Cette année, plusieurs organismes islamistes reconnus pour leurs positions extrémistes vont recevoir des subventions pour embaucher des étudiants dans le cadre du programme Emplois d’été Canada. Ce sont :

  1. La Fédération canado-arabe (FAC). En 2009, le gouvernement Harper avait mis fin au financement attribué à la FAC parce qu’elle appuyait deux groupes terroristes, le Hezbollah et le Hamas, et parce que ses dirigeants avaient tenu des propos antisémites. Le président de l’organisme s’en était même pris une fois à l’ancien chef du Parti libéral, Bob Rae, parce que sa femme est d’origine juive.
  2. L’Anatolia Islamic Centre dont l’imam, Mustafa Khattab, a tenu des propos contre l’homosexualité, une maladie, selon lui. « Pour moi, quelqu’un qui est homosexuel est comme quelqu’un qui a le diabète ou quelqu’un qui a le cancer ou le sida », avait-il déclaré durant une visite dans une mosquée d’Edmonton. Il avait ajouté qu’il ne voulait pas être associé à des homosexuels.
  3. L’Islamic Humanitarian Service, dont l’un des chefs religieux a appelé à l’éradication d’Israël. Les députés conservateurs Steve Blaney et Peter Kent, qui ont demandé au gouvernement pour quelle raison l’Islamic Humanitarian Service allait recevoir une subvention d’Emplois d’été Canada. Les réponses ont été plutôt vagues et rien n’indique que la candidature de l’Islamic Humanitarian Service sera rejetée.
  4. Le Salaheddin Islamic Centre a obtenu son approbation pour une subvention malgré que l’imam de l’endroit, Aly Hindy, ait tenu des propos haineux à quelques reprises. Il a, entre autres, refusé de condamner les attentats à la bombe du métro de Londres en 2005 et qualifié de « bonnes personnes » les 18 islamistes qui avaient planifié un attentat à Toronto en 2006. Il rejette par ailleurs l’homosexualité, une « absurdité », selon lui.
  5. L’Abu Huraira Center, de North York, est associé à un prédicateur fanatique du nom de Bilal Philips. Celui-ci a été arrêté aux Philippines en 2014 pour « incitation et recrutement de personnes dans le but de mener des activités terroristes », ainsi que pour « ses opinions extrémistes et ses liens possibles avec des groupes terroristes ».
  6. L’Islamic Institute of Toronto qui a diffusé une vidéo sur YouTube, le 6 mai 2016, dans laquelle l’imam de cet institut, Abdullah Hakim Quick, professe la même rhétorique homophobe que Bilal Philips en condamnant à mort les homosexuels.
  7. L’Islamic Information and Dawah Centre International est un autre pourfendeur de l’homosexualité. Le président de cette institution, Shabir Ally, peut être vu dans une vidéo YouTube où il prétend que l’homosexualité est « mauvaise » et compare les homosexuels à des « agresseurs d’enfants ».
  8. L’Islamic Circle of North America a été accusé d’être une façade des Frères musulmans. Sur son site Internet, on retrouve une page sur laquelle on associe, entre autres, la maladie mentale à l’homosexualité. Une autre page du site est consacrée à la charia en Amérique.
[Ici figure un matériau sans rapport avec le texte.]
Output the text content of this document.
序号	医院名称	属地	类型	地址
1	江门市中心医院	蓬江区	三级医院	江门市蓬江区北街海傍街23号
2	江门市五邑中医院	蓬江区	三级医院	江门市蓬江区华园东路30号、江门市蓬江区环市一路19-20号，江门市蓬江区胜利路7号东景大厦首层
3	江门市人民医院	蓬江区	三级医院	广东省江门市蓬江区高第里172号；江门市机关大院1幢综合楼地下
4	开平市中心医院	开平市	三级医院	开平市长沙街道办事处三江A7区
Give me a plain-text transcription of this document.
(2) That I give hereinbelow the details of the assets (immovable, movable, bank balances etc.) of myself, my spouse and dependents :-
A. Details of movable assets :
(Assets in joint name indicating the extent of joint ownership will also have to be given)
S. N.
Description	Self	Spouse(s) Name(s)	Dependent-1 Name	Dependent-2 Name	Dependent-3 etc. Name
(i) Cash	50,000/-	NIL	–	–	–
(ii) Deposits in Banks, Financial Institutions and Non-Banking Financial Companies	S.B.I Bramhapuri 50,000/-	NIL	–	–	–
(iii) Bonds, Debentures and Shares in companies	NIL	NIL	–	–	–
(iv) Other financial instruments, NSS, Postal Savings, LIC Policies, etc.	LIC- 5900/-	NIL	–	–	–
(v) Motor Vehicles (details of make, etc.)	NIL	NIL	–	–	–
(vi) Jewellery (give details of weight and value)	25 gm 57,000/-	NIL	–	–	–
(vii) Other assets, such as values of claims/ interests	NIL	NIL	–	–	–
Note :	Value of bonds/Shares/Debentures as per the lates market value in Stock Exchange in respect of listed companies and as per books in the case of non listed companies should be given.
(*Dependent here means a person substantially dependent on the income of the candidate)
Des organisations chrétiennes doivent ressentir comme un camouflet les subventions accordées à ces deux groupes islamistes. L’une d’elles, Campagne Québec-Vie, a lancé une pétition en janvier dans laquelle elle demandait au premier ministre du Canada, Justin Trudeau, « de cesser sa discrimination injuste à l’encontre des chrétiens et des pro-vie du Canada.»

En principe, le programme fédéral refuse de financer les emplois d’été étudiants si les employeurs n’adhèrent pas à la position du Parti libéral au sujet de l’avortement, du mariage homosexuel ou des transgenres.

D’autre part, certains remarquent que Trudeau lâche parfois des pensées insaisissables du genre :

« Il faut questionner le plus profond de ce qui nous entoure».

« Nous devons repenser des éléments aussi élémentaires que l’espace et le temps ».

« Un déficit est une manière de mesurer le genre de croissance et de succès qu’un gouvernement est capable de créer ».

Il a fait l’éloge de Fidel Castro qu’il a qualifié de « leader plus grand que nature ».

Et j’en passe.

C’est à croire qu’il en fume de la bonne.